In the end, though, they made the sensible choice to leave rates unchanged. The collective relief was palpable, even if it was akin to emptying seven bins. We were spared an interest rate hike that, in my opinion, should never have been on the table.
While it might be tempting to get overly excited about the lack of change, it undeniably represents good news for the property sector, given the alternative could have been quite bleak. Mortgage holders were facing tremendous pressure, and, in my view, unfairly so.
Landlords bore the brunt of the burden, enduring substantial rate hikes that couldn’t be offset against rental income, rendering many buy-to-let properties financially unviable. Over recent months, landlords have been evicting tenants and selling their properties in large numbers. Few are purchasing with the intention of letting them. Those who have retained properties have often raised rents substantially to cope with the new, eye-watering mortgage payments.

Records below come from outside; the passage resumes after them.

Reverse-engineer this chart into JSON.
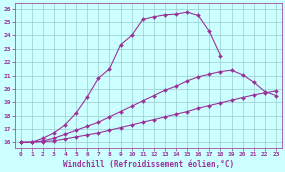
{
  "xlabel": "Windchill (Refroidissement éolien,°C)",
  "xlim": [
    -0.5,
    23.5
  ],
  "ylim": [
    15.6,
    26.4
  ],
  "xticks": [
    0,
    1,
    2,
    3,
    4,
    5,
    6,
    7,
    8,
    9,
    10,
    11,
    12,
    13,
    14,
    15,
    16,
    17,
    18,
    19,
    20,
    21,
    22,
    23
  ],
  "yticks": [
    16,
    17,
    18,
    19,
    20,
    21,
    22,
    23,
    24,
    25,
    26
  ],
  "line_color": "#993399",
  "bg_color": "#ccffff",
  "grid_color": "#99cccc",
  "curves": [
    {
      "x": [
        0,
        1,
        2,
        3,
        4,
        5,
        6,
        7,
        8,
        9,
        10,
        11,
        12,
        13,
        14,
        15,
        16,
        17,
        18
      ],
      "y": [
        16,
        16,
        16.3,
        16.7,
        17.3,
        18.2,
        19.4,
        20.8,
        21.5,
        23.3,
        24.0,
        25.2,
        25.4,
        25.55,
        25.6,
        25.75,
        25.5,
        24.3,
        22.5
      ]
    },
    {
      "x": [
        0,
        1,
        2,
        3,
        4,
        5,
        6,
        7,
        8,
        9,
        10,
        11,
        12,
        13,
        14,
        15,
        16,
        17,
        18,
        19,
        20,
        21,
        22,
        23
      ],
      "y": [
        16,
        16,
        16.1,
        16.3,
        16.6,
        16.9,
        17.2,
        17.5,
        17.9,
        18.3,
        18.7,
        19.1,
        19.5,
        19.9,
        20.2,
        20.6,
        20.9,
        21.1,
        21.3,
        21.4,
        21.05,
        20.5,
        19.8,
        19.5
      ]
    },
    {
      "x": [
        0,
        1,
        2,
        3,
        4,
        5,
        6,
        7,
        8,
        9,
        10,
        11,
        12,
        13,
        14,
        15,
        16,
        17,
        18,
        19,
        20,
        21,
        22,
        23
      ],
      "y": [
        16,
        16,
        16.05,
        16.1,
        16.25,
        16.4,
        16.55,
        16.7,
        16.9,
        17.1,
        17.3,
        17.5,
        17.7,
        17.9,
        18.1,
        18.3,
        18.55,
        18.75,
        18.95,
        19.15,
        19.35,
        19.55,
        19.7,
        19.85
      ]
    }
  ],
  "marker": "D",
  "marker_size": 2.0,
  "linewidth": 0.8,
  "axis_fontsize": 5.5,
  "tick_fontsize": 4.5
}
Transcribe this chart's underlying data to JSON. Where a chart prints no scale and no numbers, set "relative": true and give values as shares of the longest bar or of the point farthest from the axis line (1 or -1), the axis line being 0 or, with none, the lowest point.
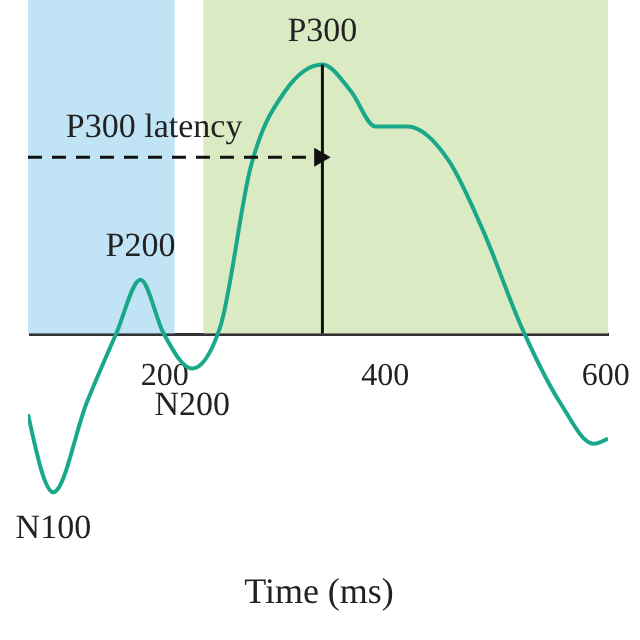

Supply in the rental market is dwindling as many landlords have exited, with some unlikely to return. While the average homebuyer may view this as a positive development—more properties for sale and fewer “greedy landlords” driving up prices—the reality within the industry is far more complex.
If this was an intentional market rebalancing by the Bank and the Government, it appears to have been executed in an unusual manner. Punishing all mortgage holders to promote homeownership doesn’t seem to be the right approach, in my opinion. In fact, this could be the very reason we find ourselves in the current situation.
The stark reality is that interest rates have been kept too low for too long. The Bank, albeit belatedly, has recognised this error and has been playing catch-up ever since. Tasked with reducing inflation to 2%, their primary tool has been interest rate hikes, regardless of the potential consequences.
Yet, despite 14 rate increases, inflation hasn’t been significantly curtailed. This is because the inflation we’re witnessing isn’t solely driven by consumer spending. Instead, it’s a result of soaring energy costs and, ironically, the very interest rate hikes meant to combat it.
Businesses have not only had to pass on the added expenses of increased fuel costs but also the higher cost of borrowing. Employees have been compelled to negotiate higher wages to cover rising rent or mortgages, stemming from the rate hikes meant to counter inflation.
It’s a cycle that some might describe as nonsensical, if not outright madness. Fortunately, the Bank of England seems to have finally grasped this reality as well. We can collectively breathe a sigh of relief, at least for now.